Desse modo, a tentativa de proibição do sacrifício de animais de especificamente alguns rituais religiosos é a demonstração de um preconceito existente no Brasil em relação às religiões que possuem menos adeptos no Brasil, o mesmo nos parece acontecer com o espanto em se permitir que um aluno tranque um curso para poder seguir os preceitos da sua religião.

Da necessidade de viabilizar o exercício das religiões
O caso estudado no presente artigo no qual um aluno não conseguiu administrativamente trancar o seu curso por causa das regras internas da universidade pública mais se aproxima de uma colisão entre os princípios que regem a Administração Pública e o princípio da proteção à liberdade religiosa. Seguindo a linha de Alexy, a colisão entre os princípios é solucionada de forma distinta da colisão entre as regras, ou seja, a solução diante de uma colisão de princípios não se dá com base em analisar se o princípio é válido ou não e sim em fazer uma ponderação no caso concreto de qual princípio vai prevalecer [18]. Desse modo, quando diante da proteção à liberdade de crença de um lado e do outro dos princípios da Administração Pública, deve-se fazer uma ponderação no caso concreto para analisar qual princípio irá prevalecer.

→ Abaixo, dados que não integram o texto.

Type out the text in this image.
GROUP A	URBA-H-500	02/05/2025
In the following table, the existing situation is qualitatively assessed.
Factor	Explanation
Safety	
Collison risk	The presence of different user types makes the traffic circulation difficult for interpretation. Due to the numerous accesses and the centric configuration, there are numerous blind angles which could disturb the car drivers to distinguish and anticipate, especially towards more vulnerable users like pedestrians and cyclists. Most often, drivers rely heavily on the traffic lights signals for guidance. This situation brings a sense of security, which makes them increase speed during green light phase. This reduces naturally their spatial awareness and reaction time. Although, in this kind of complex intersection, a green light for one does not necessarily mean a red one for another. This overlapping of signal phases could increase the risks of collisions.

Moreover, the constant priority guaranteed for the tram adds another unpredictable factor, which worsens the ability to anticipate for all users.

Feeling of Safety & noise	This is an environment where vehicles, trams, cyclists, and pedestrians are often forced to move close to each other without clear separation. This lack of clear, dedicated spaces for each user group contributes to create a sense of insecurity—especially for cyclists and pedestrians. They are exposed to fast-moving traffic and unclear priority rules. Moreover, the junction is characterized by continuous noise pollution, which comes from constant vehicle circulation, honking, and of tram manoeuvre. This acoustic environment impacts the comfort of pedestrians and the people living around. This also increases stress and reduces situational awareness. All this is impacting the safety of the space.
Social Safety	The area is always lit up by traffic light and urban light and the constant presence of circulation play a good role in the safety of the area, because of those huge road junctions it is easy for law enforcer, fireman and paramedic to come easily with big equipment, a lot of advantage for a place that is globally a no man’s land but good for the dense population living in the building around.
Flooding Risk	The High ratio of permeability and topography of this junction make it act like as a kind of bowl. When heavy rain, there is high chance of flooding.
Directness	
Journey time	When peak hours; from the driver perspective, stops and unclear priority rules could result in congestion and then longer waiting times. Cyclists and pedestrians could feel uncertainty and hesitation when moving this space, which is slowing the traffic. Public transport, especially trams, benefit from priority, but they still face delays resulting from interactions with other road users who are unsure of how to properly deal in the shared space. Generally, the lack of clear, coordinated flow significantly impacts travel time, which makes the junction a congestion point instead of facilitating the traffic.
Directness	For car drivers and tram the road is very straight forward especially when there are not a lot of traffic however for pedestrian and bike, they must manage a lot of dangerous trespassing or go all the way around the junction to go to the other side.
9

Diante do exposto, imagine-se, por exemplo, uma prova de um concurso público marcada para o sábado. Poderia se pleitear a mudança para um domingo a pedido de um candidato que professe a religião adventista, que guarda o referido dia da semana? Depende do caso concreto. Se o pedido trouxesse novos custos para o Poder Público ou prejudicasse outros candidatos ou ainda trouxesse um benefício específico para o requerente, parece que o pleito deve ser indeferido. Por outro lado, se o pleito não gera qualquer vantagem na seleção para o requerente, não traz gastos adicionais ao Poder Público e não prejudica outros candidatos, parece que o pleito de mudança de data deve vir a ser atendido como forma de preservar o direito de proteção à liberdade religiosa. No mais, é possível que no caso concreto os interesses em jogo sejam facilmente conciliáveis, como, por exemplo, os adventistas ficarem isolados no horário da prova ao sábado para só a realizarem após o pôr do sol, quando a religião já permite a realização de toda e qualquer atividade, tal como o MEC já permitia desde 2009 [19].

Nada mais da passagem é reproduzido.